Narcissist Abuse: Because of My Daily Abuse From a Narcissist, Should I Seek Therapy? by Dr. Sanam Hafeez
Q. Because I put up with narcissist abuse on a daily basis, I have started questioning myself. Why do I think it's OK for this person to talk to me that way? Why do I put up with it? Should I go to therapy?
A. Being subject to a narcissist is a form of abuse. It is easy to feel as if you have lost your own compass as the narcissist seeks to brainwash his or her victim. It erodes one’s self-esteem and self-worth and it is often hard to recall the person you once were.
It is not uncommon to second guess or doubt yourself. Many in these relationships blame themselves as if they did something to cause the abuse. This often leads to embarrassment and shame. That is the abuser’s goal, as it keeps the victim from reaching out for help.
It is also common for people in a narcissist relationship to be indecisive and become confused making simple decisions. Some remain in relationships because the abuse has chipped away at their confidence and they are left with anxiety and low self-esteem. You might feel as if you would have received better treatment if you had acted differently or were “worthy” of more.

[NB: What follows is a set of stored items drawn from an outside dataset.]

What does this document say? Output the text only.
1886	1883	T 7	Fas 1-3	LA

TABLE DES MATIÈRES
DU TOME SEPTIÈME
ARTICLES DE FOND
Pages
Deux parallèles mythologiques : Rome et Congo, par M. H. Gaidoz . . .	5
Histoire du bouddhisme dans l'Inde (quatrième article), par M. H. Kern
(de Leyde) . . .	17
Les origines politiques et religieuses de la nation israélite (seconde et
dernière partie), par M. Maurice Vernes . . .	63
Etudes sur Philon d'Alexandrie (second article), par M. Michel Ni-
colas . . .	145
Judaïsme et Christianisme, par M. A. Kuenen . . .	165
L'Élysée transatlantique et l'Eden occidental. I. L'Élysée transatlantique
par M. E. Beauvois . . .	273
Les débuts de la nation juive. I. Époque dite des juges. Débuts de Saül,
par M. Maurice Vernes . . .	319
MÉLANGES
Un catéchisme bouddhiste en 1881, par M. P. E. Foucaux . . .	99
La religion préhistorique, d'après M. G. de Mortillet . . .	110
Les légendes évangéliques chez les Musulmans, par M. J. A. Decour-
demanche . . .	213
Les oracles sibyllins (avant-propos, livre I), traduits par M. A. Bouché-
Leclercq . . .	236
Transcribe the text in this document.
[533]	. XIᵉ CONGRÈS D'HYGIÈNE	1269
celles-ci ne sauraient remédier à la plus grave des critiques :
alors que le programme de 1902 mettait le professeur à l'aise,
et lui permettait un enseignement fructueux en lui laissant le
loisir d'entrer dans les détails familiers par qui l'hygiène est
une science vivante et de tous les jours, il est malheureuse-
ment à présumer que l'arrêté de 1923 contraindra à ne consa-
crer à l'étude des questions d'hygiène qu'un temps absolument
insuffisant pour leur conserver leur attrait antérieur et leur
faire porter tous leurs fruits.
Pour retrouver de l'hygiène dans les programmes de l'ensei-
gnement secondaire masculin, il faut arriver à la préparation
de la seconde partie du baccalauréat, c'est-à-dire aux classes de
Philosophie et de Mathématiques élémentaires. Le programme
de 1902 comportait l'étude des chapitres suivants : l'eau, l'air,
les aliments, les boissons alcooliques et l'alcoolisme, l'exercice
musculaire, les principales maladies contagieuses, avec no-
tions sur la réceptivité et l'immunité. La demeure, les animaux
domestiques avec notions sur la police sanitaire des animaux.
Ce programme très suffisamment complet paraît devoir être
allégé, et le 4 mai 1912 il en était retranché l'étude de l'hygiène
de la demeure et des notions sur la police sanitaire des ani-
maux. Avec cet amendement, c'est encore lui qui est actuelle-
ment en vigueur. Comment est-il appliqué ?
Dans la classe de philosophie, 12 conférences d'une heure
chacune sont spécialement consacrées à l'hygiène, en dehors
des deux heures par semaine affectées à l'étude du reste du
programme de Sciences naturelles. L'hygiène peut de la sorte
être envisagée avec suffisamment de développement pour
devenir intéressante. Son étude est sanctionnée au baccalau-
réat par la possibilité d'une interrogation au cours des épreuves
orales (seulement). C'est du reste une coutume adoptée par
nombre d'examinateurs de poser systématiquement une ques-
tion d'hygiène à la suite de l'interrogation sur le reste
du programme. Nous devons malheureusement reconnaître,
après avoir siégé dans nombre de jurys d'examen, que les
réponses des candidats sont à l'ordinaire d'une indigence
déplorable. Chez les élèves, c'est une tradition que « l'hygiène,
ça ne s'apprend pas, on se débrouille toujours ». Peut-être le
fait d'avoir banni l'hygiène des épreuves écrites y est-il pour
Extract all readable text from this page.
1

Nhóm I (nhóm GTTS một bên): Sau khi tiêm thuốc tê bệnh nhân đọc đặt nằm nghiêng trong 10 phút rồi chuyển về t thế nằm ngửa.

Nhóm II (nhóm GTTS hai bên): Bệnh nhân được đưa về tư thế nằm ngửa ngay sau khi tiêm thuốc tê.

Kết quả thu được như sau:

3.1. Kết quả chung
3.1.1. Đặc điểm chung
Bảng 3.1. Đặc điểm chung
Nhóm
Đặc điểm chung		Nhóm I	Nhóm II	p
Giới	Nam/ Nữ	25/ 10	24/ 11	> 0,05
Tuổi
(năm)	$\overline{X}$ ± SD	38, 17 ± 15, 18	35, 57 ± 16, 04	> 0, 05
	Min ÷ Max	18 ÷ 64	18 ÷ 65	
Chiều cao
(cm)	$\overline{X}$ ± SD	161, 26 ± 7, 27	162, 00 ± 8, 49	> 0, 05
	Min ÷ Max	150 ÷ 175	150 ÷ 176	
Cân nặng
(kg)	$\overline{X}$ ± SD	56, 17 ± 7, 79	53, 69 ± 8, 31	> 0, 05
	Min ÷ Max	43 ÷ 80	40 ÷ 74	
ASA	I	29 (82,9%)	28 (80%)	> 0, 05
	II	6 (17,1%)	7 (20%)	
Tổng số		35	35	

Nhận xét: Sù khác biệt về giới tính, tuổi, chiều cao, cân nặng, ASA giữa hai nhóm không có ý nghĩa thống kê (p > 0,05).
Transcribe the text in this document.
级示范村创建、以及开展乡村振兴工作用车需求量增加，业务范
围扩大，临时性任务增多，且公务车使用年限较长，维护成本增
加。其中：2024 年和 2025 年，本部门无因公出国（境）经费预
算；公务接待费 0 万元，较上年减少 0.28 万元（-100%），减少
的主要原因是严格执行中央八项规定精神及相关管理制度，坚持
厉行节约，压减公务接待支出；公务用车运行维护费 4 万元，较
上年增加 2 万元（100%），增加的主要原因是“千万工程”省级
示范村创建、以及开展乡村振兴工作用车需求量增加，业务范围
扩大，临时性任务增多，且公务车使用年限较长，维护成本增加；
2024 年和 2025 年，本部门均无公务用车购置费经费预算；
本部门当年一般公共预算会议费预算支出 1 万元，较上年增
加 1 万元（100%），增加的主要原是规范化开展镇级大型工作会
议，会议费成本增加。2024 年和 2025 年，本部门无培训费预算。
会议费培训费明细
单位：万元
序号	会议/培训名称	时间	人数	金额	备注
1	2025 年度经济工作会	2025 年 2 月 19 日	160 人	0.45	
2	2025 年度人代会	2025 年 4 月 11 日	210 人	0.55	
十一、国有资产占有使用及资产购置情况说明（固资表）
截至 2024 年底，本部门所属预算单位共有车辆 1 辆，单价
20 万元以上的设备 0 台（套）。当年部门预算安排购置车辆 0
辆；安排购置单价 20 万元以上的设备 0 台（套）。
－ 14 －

Therapy? This depends on the duration of the relationship, the toll it has taken on your mental health and the consequences it has had on your personal and professional life. If you feel that it has changed the way you function and feel about yourself, and how you present yourself outwardly and how you feel inwardly, as well as the choices you make, therapy would be a good idea to sort through the experience you have gone through and make sense of cognitive distortions. If co-dependence is an issue for you, a 12-step group such as Co-Dependents Anonymous can be a good adjunct on the healing path.